OC Register: Coronavirus surprise: 14 new home sales at Rancho Mission Viejo project

By Jonathan Lansner

Opening a new home project in the middle of a pandemic is perhaps a bit of bad timing.

Remember March? Before we had new tools and rules on how to lower personal contact points for home sales during a pandemic.

New Home Co. debuted its Sterling community in Rancho Mission Viejo in March with no fanfare in the middle of great economic uncertainty. Two months later, the first phase is “sold out,” the company says, with 14 homes under contract.

It’s a modest sales burst, and contracts are not closed deals. But it provides the builder some confidence to start construction plans for many of the remaining 46 lots.

“It’s better than what we would have anticipated,” says New Home CEO Leonard Miller.

The battle against the pandemic’s spread has throttled the economy. It cost California more than one-fifth of its jobs. That kind of business disruption has meant at least 1-in-14 borrowers nationwide have some sought sort of mortgage forbearance.

Sterling’s single-family detached homes are part of a longer-term strategy by many homebuilders to move away from larger “McMansion” style houses popular just a few years ago. Wealthier buyers seeking multigenerational living have become a far smaller part of new-home shopping.

The Sterling homes are on narrow lots, roughly 4,000 square feet in total, in a conventional setup with a traditional driveway and two-car garage. The two-story residences hold up to five bedrooms and four bathrooms in as much as 2,595 square feet of living space.

Prices start “from the mid-$800,000s” and hit a curious sweet spot in south Orange County for move-up house hunters seeking anything under $1 million.

Miller knows that in this shaky economy some builders are making deals to move houses, whether it be quietly trimming prices or more officially hawking concessions, like help with closing costs or discounted upgrades. But not at Sterling. Miller expects pricing to rise.

Virus fears forced New Home to cancel Sterling’s March 21 “grand opening” festivities. The company quickly retooled its sales processes under “stay at home” government edicts to protect the health of house hunters and sales staff alike.

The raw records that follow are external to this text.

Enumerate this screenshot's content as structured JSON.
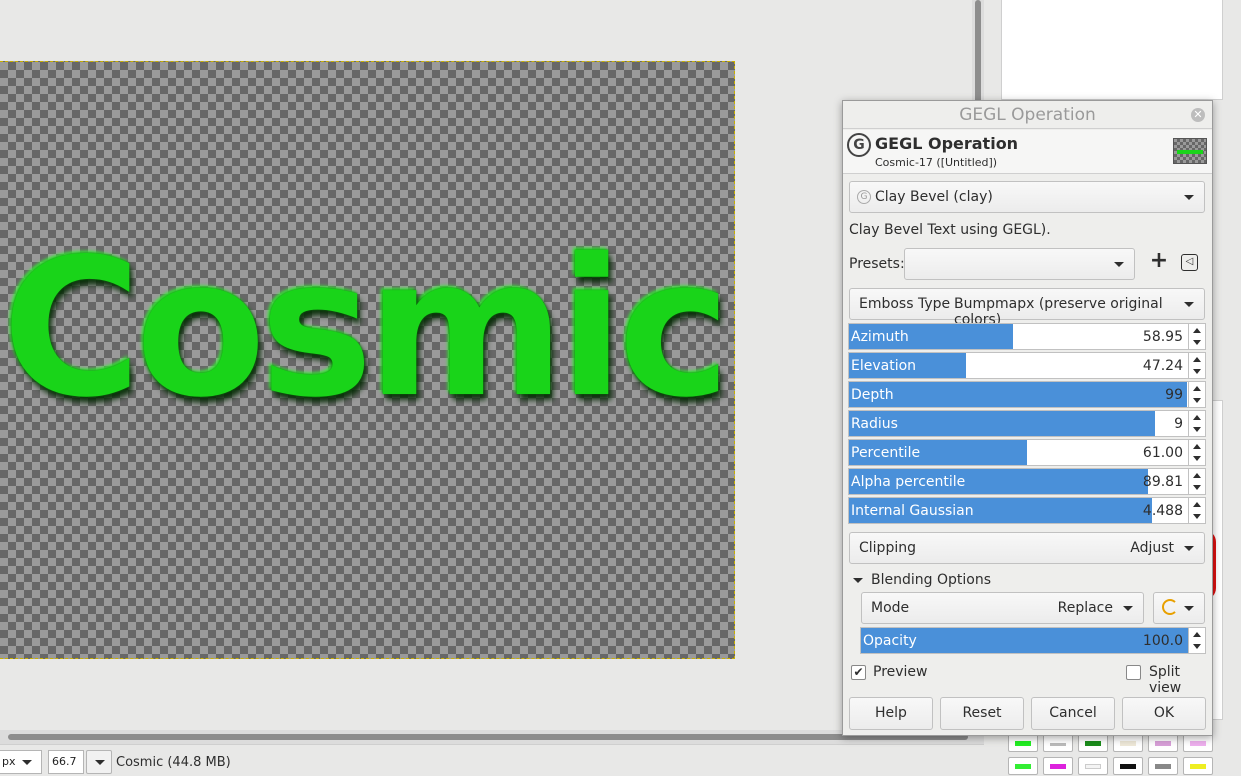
{
  "canvas": {
    "image_text": "Cosmic"
  },
  "statusbar": {
    "unit": "px",
    "zoom": "66.7 %",
    "image_info": "Cosmic (44.8 MB)"
  },
  "dialog": {
    "window_title": "GEGL Operation",
    "header_title": "GEGL Operation",
    "header_subtitle": "Cosmic-17 ([Untitled])",
    "close_icon": "close-icon",
    "operation": "Clay Bevel (clay)",
    "description": "Clay Bevel Text using GEGL).",
    "presets_label": "Presets:",
    "presets_value": "",
    "add_preset": "+",
    "emboss": {
      "label": "Emboss Type",
      "value": "Bumpmapx (preserve original colors)"
    },
    "params": [
      {
        "label": "Azimuth",
        "value": "58.95",
        "fill": 0.46
      },
      {
        "label": "Elevation",
        "value": "47.24",
        "fill": 0.33
      },
      {
        "label": "Depth",
        "value": "99",
        "fill": 0.95
      },
      {
        "label": "Radius",
        "value": "9",
        "fill": 0.86
      },
      {
        "label": "Percentile",
        "value": "61.00",
        "fill": 0.5
      },
      {
        "label": "Alpha percentile",
        "value": "89.81",
        "fill": 0.84
      },
      {
        "label": "Internal Gaussian",
        "value": "4.488",
        "fill": 0.85
      }
    ],
    "clipping": {
      "label": "Clipping",
      "value": "Adjust"
    },
    "blending": {
      "label": "Blending Options",
      "mode_label": "Mode",
      "mode_value": "Replace",
      "opacity_label": "Opacity",
      "opacity_value": "100.0",
      "opacity_fill": 1.0
    },
    "preview_label": "Preview",
    "preview_checked": true,
    "split_label": "Split view",
    "split_checked": false,
    "buttons": {
      "help": "Help",
      "reset": "Reset",
      "cancel": "Cancel",
      "ok": "OK"
    }
  },
  "colors": {
    "accent": "#4a90d9",
    "text_green": "#19d419"
  }
}
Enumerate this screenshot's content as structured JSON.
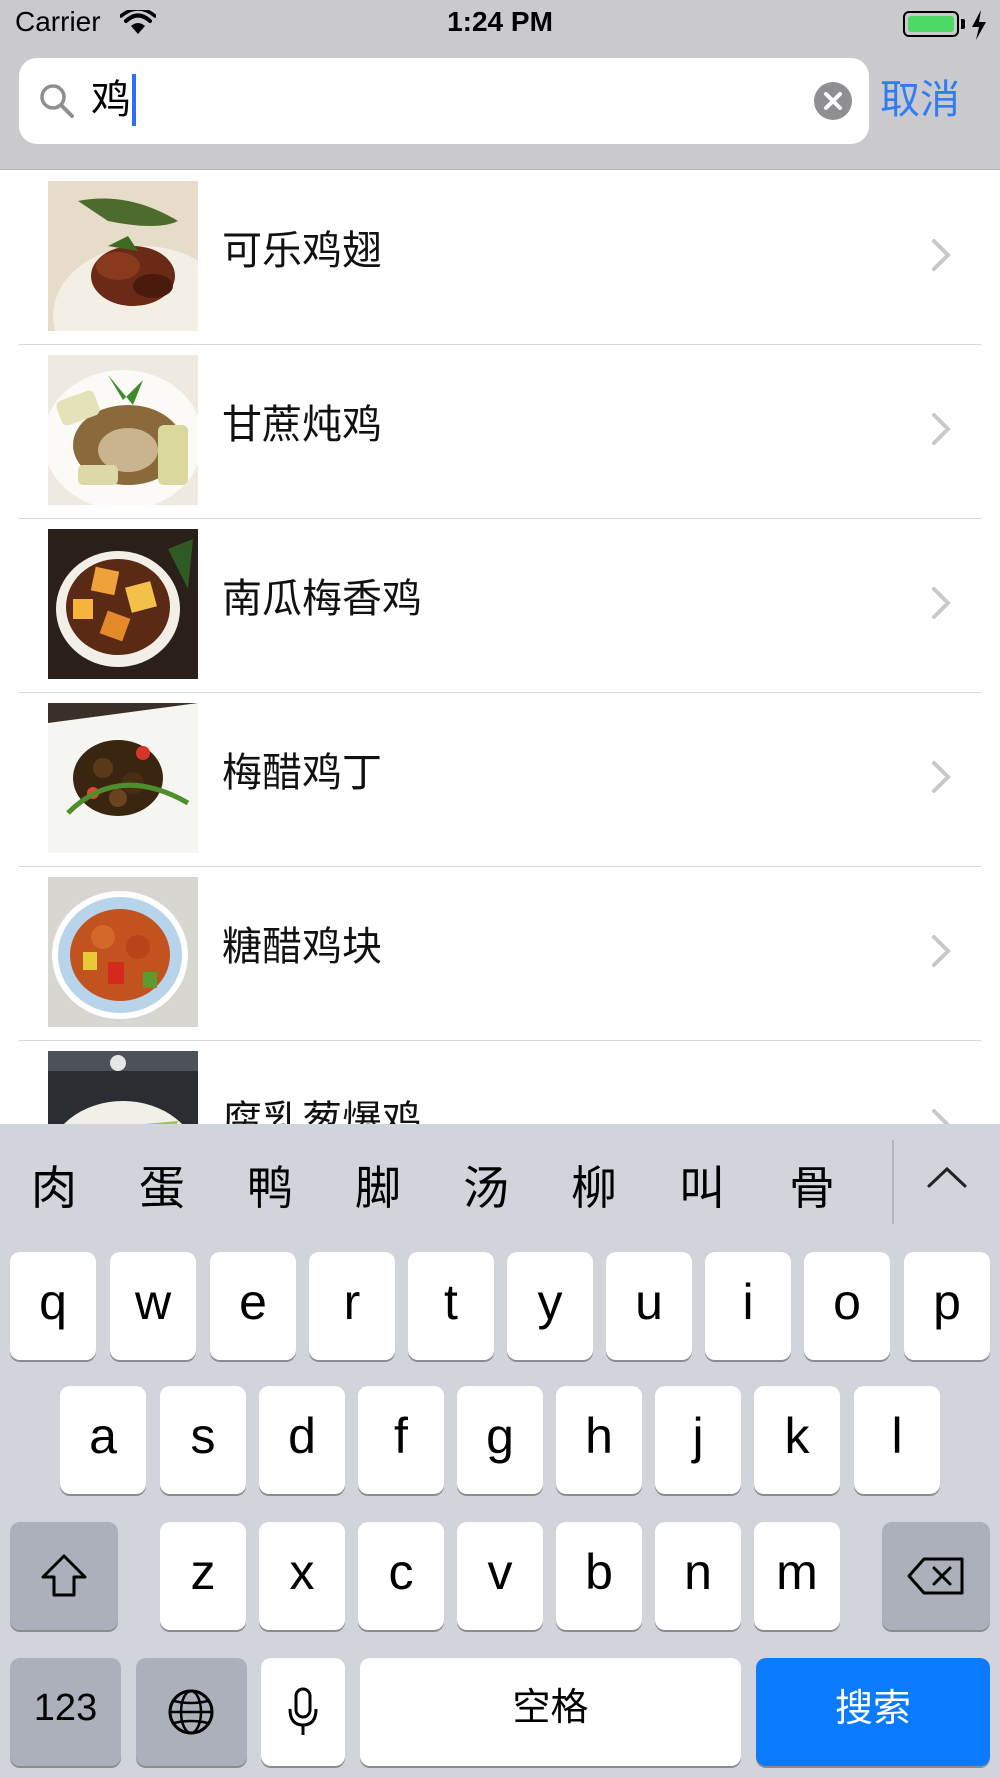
{
  "status_bar": {
    "carrier": "Carrier",
    "time": "1:24 PM",
    "battery_color": "#4cd964"
  },
  "search": {
    "value": "鸡",
    "cancel_label": "取消",
    "accent_color": "#2f7cf6"
  },
  "results": [
    {
      "title": "可乐鸡翅",
      "thumb": "dish-photo"
    },
    {
      "title": "甘蔗炖鸡",
      "thumb": "dish-photo"
    },
    {
      "title": "南瓜梅香鸡",
      "thumb": "dish-photo"
    },
    {
      "title": "梅醋鸡丁",
      "thumb": "dish-photo"
    },
    {
      "title": "糖醋鸡块",
      "thumb": "dish-photo"
    },
    {
      "title": "腐乳葱爆鸡",
      "thumb": "dish-photo"
    }
  ],
  "keyboard": {
    "candidates": [
      "肉",
      "蛋",
      "鸭",
      "脚",
      "汤",
      "柳",
      "叫",
      "骨"
    ],
    "row1": [
      "q",
      "w",
      "e",
      "r",
      "t",
      "y",
      "u",
      "i",
      "o",
      "p"
    ],
    "row2": [
      "a",
      "s",
      "d",
      "f",
      "g",
      "h",
      "j",
      "k",
      "l"
    ],
    "row3": [
      "z",
      "x",
      "c",
      "v",
      "b",
      "n",
      "m"
    ],
    "numbers_label": "123",
    "space_label": "空格",
    "search_label": "搜索",
    "search_key_color": "#0a7afe"
  }
}
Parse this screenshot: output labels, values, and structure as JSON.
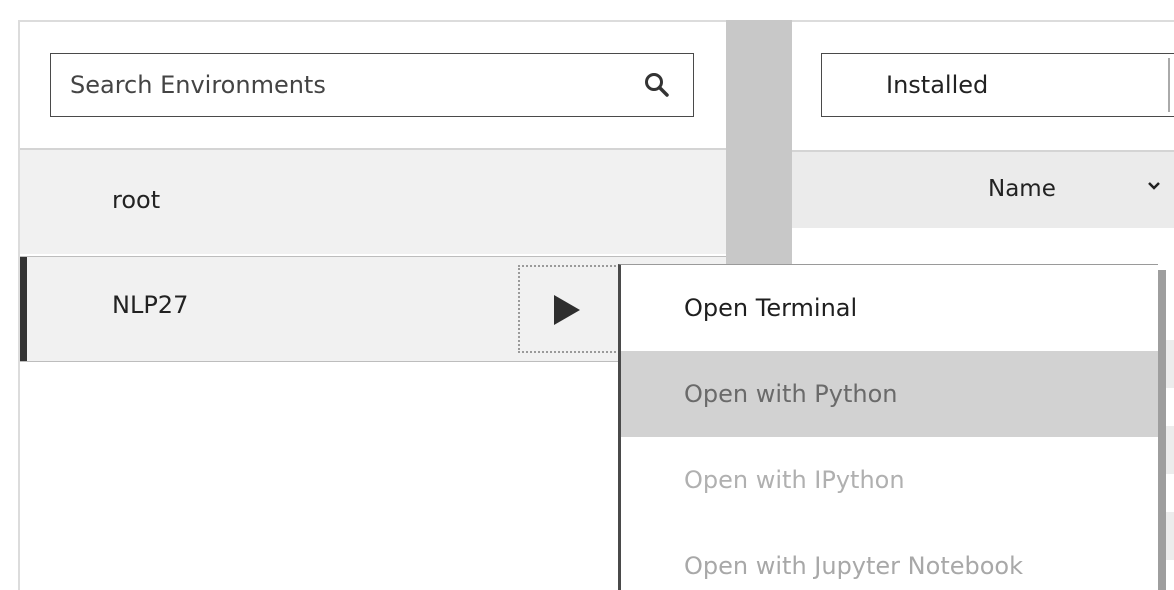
{
  "environments": {
    "search": {
      "placeholder": "Search Environments",
      "icon": "search-icon"
    },
    "items": [
      {
        "name": "root",
        "selected": false
      },
      {
        "name": "NLP27",
        "selected": true,
        "action_icon": "play-icon"
      }
    ]
  },
  "packages": {
    "filter": {
      "selected": "Installed"
    },
    "columns": [
      {
        "label": "Name",
        "icon": "chevron-down-icon"
      }
    ]
  },
  "context_menu": {
    "items": [
      {
        "label": "Open Terminal",
        "state": "enabled"
      },
      {
        "label": "Open with Python",
        "state": "hovered"
      },
      {
        "label": "Open with IPython",
        "state": "disabled"
      },
      {
        "label": "Open with Jupyter Notebook",
        "state": "disabled"
      }
    ]
  },
  "colors": {
    "selected_indicator": "#333333",
    "row_background": "#f1f1f1",
    "divider": "#c8c8c8",
    "menu_hover": "#d2d2d2",
    "disabled_text": "#b0b0b0"
  }
}
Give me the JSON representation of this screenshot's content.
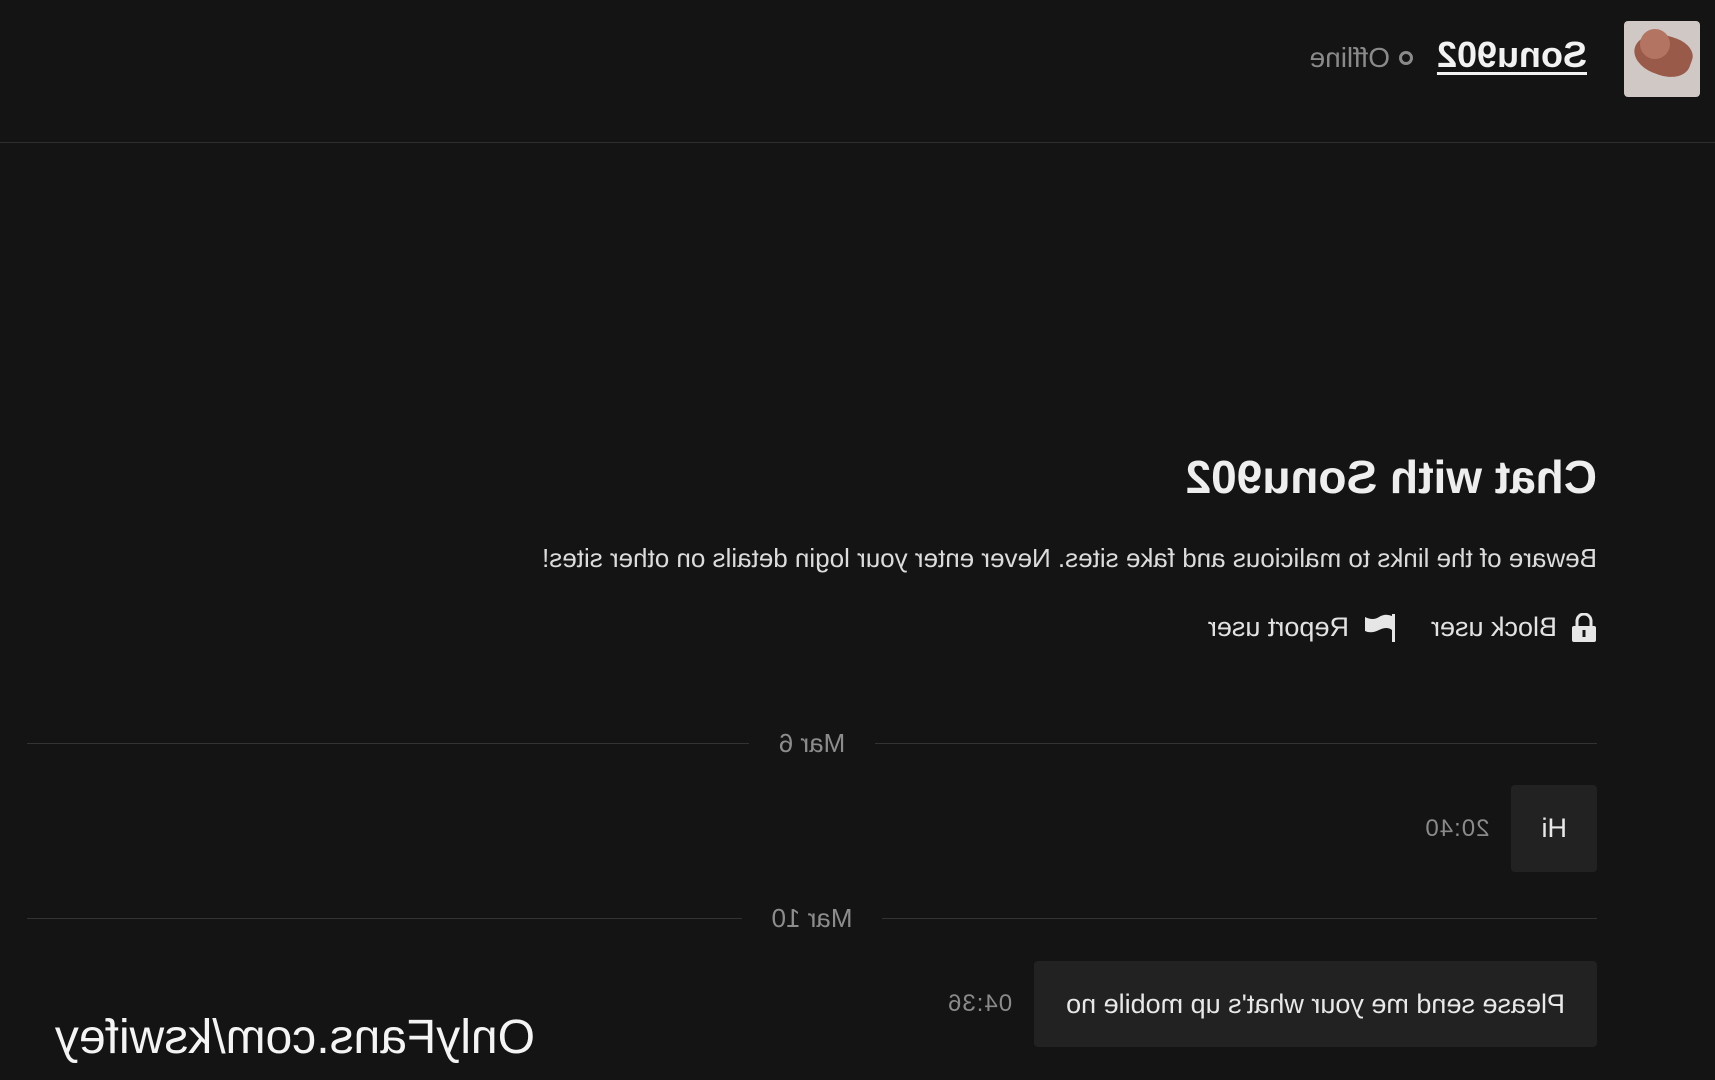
{
  "header": {
    "username": "Sonu902",
    "status": "Offline"
  },
  "intro": {
    "title": "Chat with Sonu902",
    "warning": "Beware of the links to malicious and fake sites. Never enter your login details on other sites!",
    "block_label": "Block user",
    "report_label": "Report user"
  },
  "messages": {
    "groups": [
      {
        "date": "Mar 6",
        "items": [
          {
            "text": "Hi",
            "time": "20:40"
          }
        ]
      },
      {
        "date": "Mar 10",
        "items": [
          {
            "text": "Please send me your what's up mobile no",
            "time": "04:36"
          }
        ]
      }
    ]
  },
  "watermark": "OnlyFans.com/kswifey",
  "colors": {
    "background": "#141414",
    "bubble": "#222222",
    "muted_text": "#8a8a8a"
  },
  "icons": [
    "lock-icon",
    "flag-icon",
    "status-dot-icon"
  ]
}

Virtual tours and robust online marketing have become the norm for first looks in all home selling. New Home, at first, arranged private showings without the aid of a sales office. It now offers onsite help with proper social distancing.

Miller admits March was a scary time with little buyer interest in any real estate. April brought some house hunters back out. “Since Easter, every week’s gotten a little bit better,” he says. “We are encouraged.”

Perhaps it was the turnabout in crashing stock prices, he suggests.

Now Sterling is a noteworthy sales success in what’s otherwise a dreary period. But New Home officials do admit to a few quirks that give Sterling an edge.

It’s the last neighborhood to be built in the Esencia slice of Rancho Mission Viejo — a popular master-planned community that won’t have any other new homes until early 2022. And most of those Sterling buyers are currently residents elsewhere in Rancho Mission Viejo.